Por su parte la Constitución Política establece:
Artículo 230. Los jueces, en sus
providencias, SÓLO ESTÁN SOMETIDOS AL
IMPERIO DE LA LEY. La equidad, la jurisprudencia, los principios
generales del derecho y la doctrina son
criterios AUXILIARES de la actividad judicial.
En este caso la regla 9 que
establece las condiciones, sobre cuando un balón NO está en juego dispone:
“…el
balón toque a un miembro del equipo arbitral, permanezca en el terreno de juego
y, además:
- un equipo inicie un ataque prometedor o
- (…)
- el equipo en posesión del balón cambie.

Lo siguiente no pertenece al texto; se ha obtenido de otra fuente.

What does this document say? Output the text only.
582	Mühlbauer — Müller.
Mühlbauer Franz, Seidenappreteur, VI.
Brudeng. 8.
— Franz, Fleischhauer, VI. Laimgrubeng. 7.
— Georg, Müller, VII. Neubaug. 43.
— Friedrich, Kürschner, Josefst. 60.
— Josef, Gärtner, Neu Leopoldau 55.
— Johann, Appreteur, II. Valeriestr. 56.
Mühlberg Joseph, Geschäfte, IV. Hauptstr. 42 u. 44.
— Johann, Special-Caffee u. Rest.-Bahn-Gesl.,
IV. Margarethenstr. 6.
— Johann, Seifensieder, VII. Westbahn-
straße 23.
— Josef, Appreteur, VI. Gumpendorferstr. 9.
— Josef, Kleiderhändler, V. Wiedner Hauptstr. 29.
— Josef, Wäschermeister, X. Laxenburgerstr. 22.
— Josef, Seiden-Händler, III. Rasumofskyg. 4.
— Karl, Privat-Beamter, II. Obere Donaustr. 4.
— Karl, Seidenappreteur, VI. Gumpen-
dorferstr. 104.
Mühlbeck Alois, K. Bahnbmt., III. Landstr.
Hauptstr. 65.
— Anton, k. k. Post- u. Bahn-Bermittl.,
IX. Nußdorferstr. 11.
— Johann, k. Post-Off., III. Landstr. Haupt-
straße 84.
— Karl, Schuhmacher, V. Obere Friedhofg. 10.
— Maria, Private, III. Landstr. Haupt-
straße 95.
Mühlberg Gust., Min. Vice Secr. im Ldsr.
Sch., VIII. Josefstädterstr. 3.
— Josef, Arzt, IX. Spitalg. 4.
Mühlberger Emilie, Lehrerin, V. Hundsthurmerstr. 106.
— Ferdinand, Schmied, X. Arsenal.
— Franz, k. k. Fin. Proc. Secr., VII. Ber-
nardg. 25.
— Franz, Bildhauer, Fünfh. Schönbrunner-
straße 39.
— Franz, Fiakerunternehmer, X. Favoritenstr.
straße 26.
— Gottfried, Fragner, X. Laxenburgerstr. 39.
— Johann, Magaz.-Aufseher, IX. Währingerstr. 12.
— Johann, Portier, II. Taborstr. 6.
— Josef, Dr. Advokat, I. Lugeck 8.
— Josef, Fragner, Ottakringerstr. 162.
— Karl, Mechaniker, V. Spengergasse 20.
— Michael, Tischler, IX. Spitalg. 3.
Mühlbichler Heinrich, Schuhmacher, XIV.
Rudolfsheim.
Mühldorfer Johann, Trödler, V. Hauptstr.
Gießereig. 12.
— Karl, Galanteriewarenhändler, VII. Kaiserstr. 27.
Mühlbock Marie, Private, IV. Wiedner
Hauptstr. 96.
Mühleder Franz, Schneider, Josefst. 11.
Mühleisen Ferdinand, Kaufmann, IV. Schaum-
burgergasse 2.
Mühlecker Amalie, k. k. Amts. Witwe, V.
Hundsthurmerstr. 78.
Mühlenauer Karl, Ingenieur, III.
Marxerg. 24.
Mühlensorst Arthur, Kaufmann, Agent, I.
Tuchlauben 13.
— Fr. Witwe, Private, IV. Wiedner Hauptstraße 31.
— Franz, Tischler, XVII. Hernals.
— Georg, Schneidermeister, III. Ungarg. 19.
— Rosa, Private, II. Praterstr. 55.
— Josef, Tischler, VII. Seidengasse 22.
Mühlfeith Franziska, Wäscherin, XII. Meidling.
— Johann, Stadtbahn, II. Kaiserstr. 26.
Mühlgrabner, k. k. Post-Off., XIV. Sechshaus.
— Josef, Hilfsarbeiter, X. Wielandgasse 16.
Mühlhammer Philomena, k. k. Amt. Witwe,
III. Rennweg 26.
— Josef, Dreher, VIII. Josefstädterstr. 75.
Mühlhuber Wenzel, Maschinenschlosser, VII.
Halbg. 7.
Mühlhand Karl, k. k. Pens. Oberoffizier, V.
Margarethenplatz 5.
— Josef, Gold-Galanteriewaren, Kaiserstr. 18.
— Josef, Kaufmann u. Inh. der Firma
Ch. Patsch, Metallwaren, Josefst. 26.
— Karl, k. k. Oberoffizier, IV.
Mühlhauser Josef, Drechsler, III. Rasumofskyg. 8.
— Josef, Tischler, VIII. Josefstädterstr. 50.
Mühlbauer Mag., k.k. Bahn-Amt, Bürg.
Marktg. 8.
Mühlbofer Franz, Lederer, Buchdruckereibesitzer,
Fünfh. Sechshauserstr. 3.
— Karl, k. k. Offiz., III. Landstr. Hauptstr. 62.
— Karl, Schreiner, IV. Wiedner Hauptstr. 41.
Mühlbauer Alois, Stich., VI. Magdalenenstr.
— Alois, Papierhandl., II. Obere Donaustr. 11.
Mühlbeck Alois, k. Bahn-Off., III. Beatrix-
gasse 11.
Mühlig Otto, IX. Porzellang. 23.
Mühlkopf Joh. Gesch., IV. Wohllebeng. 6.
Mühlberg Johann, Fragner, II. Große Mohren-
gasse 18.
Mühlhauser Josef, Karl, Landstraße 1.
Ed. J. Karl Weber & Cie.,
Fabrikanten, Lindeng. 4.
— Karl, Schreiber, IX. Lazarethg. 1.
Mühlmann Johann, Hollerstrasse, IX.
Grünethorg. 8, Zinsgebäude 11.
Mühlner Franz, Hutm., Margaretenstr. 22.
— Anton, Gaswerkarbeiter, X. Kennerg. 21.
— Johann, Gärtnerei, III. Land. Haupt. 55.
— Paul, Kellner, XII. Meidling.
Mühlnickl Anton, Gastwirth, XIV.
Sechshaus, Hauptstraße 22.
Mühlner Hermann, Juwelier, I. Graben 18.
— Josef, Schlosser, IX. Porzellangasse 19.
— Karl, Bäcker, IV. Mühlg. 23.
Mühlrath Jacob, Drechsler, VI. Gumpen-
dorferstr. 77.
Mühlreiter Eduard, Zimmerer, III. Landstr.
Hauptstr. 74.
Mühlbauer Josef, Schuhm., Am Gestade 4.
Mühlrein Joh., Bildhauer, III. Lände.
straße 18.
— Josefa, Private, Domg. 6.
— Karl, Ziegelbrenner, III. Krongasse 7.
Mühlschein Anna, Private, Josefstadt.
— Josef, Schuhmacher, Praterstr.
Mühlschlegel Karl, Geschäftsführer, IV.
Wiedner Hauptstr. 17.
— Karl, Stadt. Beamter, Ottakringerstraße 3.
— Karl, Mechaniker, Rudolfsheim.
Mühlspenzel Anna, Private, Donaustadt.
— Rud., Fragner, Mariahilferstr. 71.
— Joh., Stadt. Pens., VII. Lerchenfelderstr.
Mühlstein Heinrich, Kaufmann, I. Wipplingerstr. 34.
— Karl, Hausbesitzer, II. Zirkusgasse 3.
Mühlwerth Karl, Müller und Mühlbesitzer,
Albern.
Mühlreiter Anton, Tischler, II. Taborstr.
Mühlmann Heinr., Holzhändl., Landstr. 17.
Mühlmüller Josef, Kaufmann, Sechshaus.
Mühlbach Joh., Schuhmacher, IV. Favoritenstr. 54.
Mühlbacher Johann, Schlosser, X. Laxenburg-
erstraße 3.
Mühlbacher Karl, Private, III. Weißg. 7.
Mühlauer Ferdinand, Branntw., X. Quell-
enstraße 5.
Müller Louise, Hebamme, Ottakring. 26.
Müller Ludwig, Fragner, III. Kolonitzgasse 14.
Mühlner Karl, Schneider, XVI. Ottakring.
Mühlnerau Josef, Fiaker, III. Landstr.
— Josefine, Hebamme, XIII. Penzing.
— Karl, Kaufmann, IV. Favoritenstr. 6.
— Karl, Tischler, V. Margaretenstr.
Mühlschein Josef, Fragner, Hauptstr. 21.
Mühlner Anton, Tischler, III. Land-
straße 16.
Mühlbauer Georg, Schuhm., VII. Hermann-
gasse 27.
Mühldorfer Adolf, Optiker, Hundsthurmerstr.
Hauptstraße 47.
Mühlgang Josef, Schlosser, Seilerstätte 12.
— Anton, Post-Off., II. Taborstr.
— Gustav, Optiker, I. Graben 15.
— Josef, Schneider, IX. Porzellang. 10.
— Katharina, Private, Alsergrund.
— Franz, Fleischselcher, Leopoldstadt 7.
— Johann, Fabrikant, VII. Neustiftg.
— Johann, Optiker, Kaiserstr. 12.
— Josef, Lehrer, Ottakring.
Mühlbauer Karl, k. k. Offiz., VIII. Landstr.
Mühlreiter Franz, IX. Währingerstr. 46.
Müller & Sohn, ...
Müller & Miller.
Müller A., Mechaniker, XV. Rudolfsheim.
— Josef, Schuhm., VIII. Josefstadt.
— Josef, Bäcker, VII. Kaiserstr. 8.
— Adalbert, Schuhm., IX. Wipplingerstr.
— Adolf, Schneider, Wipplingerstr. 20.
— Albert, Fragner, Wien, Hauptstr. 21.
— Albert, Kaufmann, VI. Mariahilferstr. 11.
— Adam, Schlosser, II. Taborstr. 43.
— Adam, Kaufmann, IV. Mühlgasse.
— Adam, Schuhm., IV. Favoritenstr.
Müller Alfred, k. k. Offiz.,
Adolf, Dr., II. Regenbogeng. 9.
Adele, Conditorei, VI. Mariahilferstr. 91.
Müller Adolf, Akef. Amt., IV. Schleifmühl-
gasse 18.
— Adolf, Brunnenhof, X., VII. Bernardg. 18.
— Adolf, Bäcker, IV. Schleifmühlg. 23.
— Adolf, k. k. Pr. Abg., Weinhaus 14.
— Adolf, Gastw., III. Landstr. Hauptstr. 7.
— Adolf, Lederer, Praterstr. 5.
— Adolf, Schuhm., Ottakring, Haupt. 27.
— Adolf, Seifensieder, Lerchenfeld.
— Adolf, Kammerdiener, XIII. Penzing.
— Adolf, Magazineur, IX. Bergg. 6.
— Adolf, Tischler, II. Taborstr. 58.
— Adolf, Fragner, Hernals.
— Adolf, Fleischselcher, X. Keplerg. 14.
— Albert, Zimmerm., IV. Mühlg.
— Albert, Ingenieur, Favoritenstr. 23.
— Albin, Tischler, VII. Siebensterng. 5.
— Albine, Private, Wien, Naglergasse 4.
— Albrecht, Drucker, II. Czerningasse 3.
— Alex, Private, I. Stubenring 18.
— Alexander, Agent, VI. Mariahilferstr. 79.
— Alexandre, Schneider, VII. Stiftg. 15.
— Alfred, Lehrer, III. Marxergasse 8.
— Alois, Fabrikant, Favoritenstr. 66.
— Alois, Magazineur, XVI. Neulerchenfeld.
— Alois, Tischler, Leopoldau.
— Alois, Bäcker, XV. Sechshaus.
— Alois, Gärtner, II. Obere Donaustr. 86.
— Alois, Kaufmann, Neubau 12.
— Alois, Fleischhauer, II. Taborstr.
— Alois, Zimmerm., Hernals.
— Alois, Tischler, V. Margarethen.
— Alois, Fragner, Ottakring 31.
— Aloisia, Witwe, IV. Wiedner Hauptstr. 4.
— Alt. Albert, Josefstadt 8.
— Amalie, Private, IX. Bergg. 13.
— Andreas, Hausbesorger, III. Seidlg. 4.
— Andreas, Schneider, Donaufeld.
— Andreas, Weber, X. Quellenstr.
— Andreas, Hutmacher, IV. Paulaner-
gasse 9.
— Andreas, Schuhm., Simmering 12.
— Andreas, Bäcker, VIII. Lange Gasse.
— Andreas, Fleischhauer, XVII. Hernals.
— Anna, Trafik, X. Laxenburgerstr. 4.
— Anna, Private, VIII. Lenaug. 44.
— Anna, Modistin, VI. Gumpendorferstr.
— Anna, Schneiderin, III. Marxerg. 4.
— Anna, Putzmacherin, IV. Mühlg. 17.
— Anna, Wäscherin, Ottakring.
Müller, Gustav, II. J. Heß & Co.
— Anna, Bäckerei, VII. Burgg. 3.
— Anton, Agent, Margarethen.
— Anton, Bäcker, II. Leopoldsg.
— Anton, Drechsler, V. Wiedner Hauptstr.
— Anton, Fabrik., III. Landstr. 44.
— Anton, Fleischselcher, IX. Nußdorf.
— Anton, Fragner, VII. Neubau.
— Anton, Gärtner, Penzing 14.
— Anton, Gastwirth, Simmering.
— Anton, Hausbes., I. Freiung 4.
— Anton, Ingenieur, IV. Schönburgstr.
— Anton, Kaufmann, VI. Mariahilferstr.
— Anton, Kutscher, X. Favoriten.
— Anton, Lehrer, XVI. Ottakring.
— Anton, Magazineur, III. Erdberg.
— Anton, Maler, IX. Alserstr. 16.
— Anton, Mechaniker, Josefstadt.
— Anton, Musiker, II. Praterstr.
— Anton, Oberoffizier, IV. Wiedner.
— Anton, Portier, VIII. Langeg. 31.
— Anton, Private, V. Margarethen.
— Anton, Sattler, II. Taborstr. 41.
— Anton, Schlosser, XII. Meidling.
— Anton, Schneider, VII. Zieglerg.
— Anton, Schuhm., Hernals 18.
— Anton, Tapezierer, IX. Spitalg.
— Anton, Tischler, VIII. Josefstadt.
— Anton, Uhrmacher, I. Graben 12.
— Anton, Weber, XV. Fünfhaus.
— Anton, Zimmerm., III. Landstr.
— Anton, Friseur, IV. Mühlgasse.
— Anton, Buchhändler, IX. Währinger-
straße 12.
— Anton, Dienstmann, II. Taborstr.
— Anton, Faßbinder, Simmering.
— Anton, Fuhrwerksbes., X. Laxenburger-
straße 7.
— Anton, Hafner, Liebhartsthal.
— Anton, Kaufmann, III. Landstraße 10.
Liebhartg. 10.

Como se puede observar, se cumplen
dos de las condiciones consagradas en la norma o regla; a saber:
a)
El balón tocó al árbitro Pitana y
b) Se
inicia un ataque prometedor que (en dos pases terminó en gol).
Para
rematar, es necesario aclarar que, la conjunción (Y), solo es cierta si todas
las condiciones unidas por esta figura gramatical se cumplen; mientras que la
disyunción (O), es cierta cuando cualquiera de la condiciones, separadas por
dicha figura gramatical se cumple (Que es la figura usada en este caso por la
regla 9). Más claro, no canta un gallo, pero como no hay peor ciego que el que
no quiere ver, ni peor sordo que el que no quiere oír.